L'annonce vient d'être faite : les entreprises seront bientôt dans l'obligation de réemployer, réutiliser ou recycler tous leurs invendus. Cette mesure, qui devrait prendre effet entre 2021 et 2023, a pour objectif de lutter contre le gaspillage de quelques 600 millions d'euros de produits non alimentaires neufs ou invendus qui sont jetés ou détruits chaque année en France. Cette loi n'est pas la première en la matière, elle s'insère dans un mouvement plus large de lutte contre le gaspillage avec, en chef de fil, le gaspillage alimentaire. Et pour cause : 10 millions de tonnes d’aliments consommables partent chaque année à la poubelle en France. Selon une étude de l'ADEME datée de 2016, ce sont 18% de la production alimentaire mondiale destinée à la consommation humaine qui seraient gaspillés chaque année. Des chiffres alarmants auxquels il existe des solutions à toutes les échelles, y compris celle de la restauration.

anti-gaspillage au restaurant

Ce phénomène concerne l'intégralité de la chaîne de consommation : du producteur au consommateur, tout le monde a sa part de responsabilité. On considère en effet que chaque Français gâche l'équivalent d'un repas chaque semaine. Les producteurs sont quant à eux coupables de 32% de la totalité du gaspillage alimentaire du pays. Les restaurateurs, enfin, en produiraient 14%.

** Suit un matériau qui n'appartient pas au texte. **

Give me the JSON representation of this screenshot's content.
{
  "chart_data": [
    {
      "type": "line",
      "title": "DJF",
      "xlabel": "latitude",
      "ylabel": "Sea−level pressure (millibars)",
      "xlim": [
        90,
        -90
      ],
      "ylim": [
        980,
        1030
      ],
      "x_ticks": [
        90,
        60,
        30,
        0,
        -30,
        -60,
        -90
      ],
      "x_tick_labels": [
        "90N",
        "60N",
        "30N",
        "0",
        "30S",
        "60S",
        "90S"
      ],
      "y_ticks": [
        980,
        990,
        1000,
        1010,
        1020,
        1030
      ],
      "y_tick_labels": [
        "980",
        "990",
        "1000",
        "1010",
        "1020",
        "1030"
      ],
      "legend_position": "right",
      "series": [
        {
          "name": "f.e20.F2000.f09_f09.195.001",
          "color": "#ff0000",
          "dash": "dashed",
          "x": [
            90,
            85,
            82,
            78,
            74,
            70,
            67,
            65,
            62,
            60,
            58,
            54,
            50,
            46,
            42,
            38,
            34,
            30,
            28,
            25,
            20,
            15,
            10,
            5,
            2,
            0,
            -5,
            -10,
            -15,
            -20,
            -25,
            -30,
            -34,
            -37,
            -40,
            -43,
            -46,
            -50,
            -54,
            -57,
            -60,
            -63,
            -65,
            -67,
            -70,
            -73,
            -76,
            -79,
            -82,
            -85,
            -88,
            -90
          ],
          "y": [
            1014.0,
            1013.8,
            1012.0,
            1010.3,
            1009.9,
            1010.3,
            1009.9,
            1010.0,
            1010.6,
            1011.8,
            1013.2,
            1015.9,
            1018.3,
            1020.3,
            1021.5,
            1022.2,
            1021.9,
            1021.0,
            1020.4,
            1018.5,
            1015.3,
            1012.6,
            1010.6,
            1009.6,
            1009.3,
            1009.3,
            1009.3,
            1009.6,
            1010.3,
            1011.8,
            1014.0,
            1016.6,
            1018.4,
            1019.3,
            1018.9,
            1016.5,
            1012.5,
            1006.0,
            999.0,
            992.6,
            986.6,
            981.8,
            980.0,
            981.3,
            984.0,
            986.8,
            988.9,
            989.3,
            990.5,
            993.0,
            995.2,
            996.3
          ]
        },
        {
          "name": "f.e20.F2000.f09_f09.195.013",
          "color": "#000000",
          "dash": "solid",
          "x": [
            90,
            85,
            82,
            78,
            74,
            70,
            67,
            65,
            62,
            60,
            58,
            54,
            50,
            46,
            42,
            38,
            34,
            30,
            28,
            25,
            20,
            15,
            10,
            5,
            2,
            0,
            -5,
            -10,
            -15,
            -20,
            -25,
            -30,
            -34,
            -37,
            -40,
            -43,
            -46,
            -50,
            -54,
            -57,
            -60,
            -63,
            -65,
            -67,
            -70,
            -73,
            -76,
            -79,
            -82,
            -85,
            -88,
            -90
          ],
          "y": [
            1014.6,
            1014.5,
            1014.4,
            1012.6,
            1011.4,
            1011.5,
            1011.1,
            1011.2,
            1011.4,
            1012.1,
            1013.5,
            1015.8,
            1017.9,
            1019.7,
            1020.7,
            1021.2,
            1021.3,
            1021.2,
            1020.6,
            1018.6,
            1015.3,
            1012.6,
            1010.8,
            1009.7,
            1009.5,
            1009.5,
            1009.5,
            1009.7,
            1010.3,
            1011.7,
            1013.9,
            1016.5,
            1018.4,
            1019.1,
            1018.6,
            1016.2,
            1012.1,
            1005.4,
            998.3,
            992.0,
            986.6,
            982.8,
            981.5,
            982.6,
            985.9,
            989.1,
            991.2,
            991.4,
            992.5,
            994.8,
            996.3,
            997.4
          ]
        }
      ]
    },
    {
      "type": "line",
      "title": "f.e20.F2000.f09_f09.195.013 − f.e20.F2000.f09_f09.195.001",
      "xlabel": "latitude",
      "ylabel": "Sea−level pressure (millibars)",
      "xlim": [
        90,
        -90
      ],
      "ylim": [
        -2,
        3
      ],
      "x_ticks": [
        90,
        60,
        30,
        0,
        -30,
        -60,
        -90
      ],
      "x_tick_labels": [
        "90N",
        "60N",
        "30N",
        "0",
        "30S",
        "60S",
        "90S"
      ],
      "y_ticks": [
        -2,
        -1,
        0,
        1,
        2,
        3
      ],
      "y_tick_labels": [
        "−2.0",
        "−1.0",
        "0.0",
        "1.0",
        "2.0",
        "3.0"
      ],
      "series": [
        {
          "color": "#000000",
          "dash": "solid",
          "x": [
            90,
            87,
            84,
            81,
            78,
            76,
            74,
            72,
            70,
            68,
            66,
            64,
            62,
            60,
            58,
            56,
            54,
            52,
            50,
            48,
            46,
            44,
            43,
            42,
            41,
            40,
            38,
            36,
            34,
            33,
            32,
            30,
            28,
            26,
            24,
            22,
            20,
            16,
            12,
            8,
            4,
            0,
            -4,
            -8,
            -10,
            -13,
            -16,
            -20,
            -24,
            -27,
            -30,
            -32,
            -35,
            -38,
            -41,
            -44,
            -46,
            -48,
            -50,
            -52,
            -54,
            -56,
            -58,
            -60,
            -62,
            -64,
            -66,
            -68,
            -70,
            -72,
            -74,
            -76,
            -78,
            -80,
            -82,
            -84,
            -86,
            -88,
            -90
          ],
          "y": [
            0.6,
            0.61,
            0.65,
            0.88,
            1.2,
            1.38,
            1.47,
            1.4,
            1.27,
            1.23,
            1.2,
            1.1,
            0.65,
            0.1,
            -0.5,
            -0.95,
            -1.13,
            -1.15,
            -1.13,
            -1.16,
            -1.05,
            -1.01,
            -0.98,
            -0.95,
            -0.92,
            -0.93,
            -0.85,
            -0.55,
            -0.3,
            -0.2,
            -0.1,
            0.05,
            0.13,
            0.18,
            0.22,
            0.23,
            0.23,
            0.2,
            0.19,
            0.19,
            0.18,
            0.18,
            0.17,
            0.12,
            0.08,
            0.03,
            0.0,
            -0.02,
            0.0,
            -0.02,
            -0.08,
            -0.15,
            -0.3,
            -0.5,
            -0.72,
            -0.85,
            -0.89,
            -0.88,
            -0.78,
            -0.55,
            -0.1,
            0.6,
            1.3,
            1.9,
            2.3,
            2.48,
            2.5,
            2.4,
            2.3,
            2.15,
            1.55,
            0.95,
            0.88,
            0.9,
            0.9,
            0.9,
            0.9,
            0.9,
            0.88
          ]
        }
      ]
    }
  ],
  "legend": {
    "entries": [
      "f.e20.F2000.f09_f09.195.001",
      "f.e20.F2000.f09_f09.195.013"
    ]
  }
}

Pour lutter contre ces pratiques malheureusement quotidiennes, des lois ont été votées et appliquées dès 2013. Les acteurs de la chaîne alimentaire ont signé un pacte national dès cette date pour réduire de moitié le gaspillage de nourriture à l'horizon 2025. En 2016, deux mesures de poids le complètent :  les supermarchés de plus de 400m² sont désormais dans l'obligation de créer un partenariat avec l'association d'aide alimentaire de leur choix et d'y faire don quotidiennement des invendus encore consommables. Les distributeurs sont par ailleurs depuis cette date dans l'interdiction la plus formelle (sous peine d'une amende de 3 750€) de rendre leurs produits impropres à la consommation. En 2018, cette obligation de don s'est étendue au secteur agro-alimentaire.

Ces mesures prises ces dernières années entrent en cohérence avec les attentes des citoyens Français qui sont près de 80% à souhaiter voir la protection de l'environnement se hisser dans les priorités du gouvernement. Si ces nouvelles pratiques sont imposées aux entreprises des différents secteurs, on peut pour autant affirmer qu'elles leur sont bénéfiques. Ces industries comblent en effet les attentes d'une clientèle en demande de changements et profitent ainsi d'une amélioration de leur image.

Les restaurants ont eux aussi tout intérêt à se mettre au vert et à surfer sur ce mouvement anti-gaspillage. Mais dans quelles mesures sont-ils touchés par ces nouvelles mesures ? Pourquoi peut-on dire que les restaurateurs ont tout intérêt à placer cette lutte au cœur de l'ADN de leur établissement ? Comment peut-on affirmer que lutter contre le gaspillage alimentaire s'avère une action rentable pour eux ? Enfin, quels gestes simples les restaurateurs peuvent-ils s'approprier pour réduire le gaspillage de nombreuses denrées au quotidien ? Réponses dans cet article.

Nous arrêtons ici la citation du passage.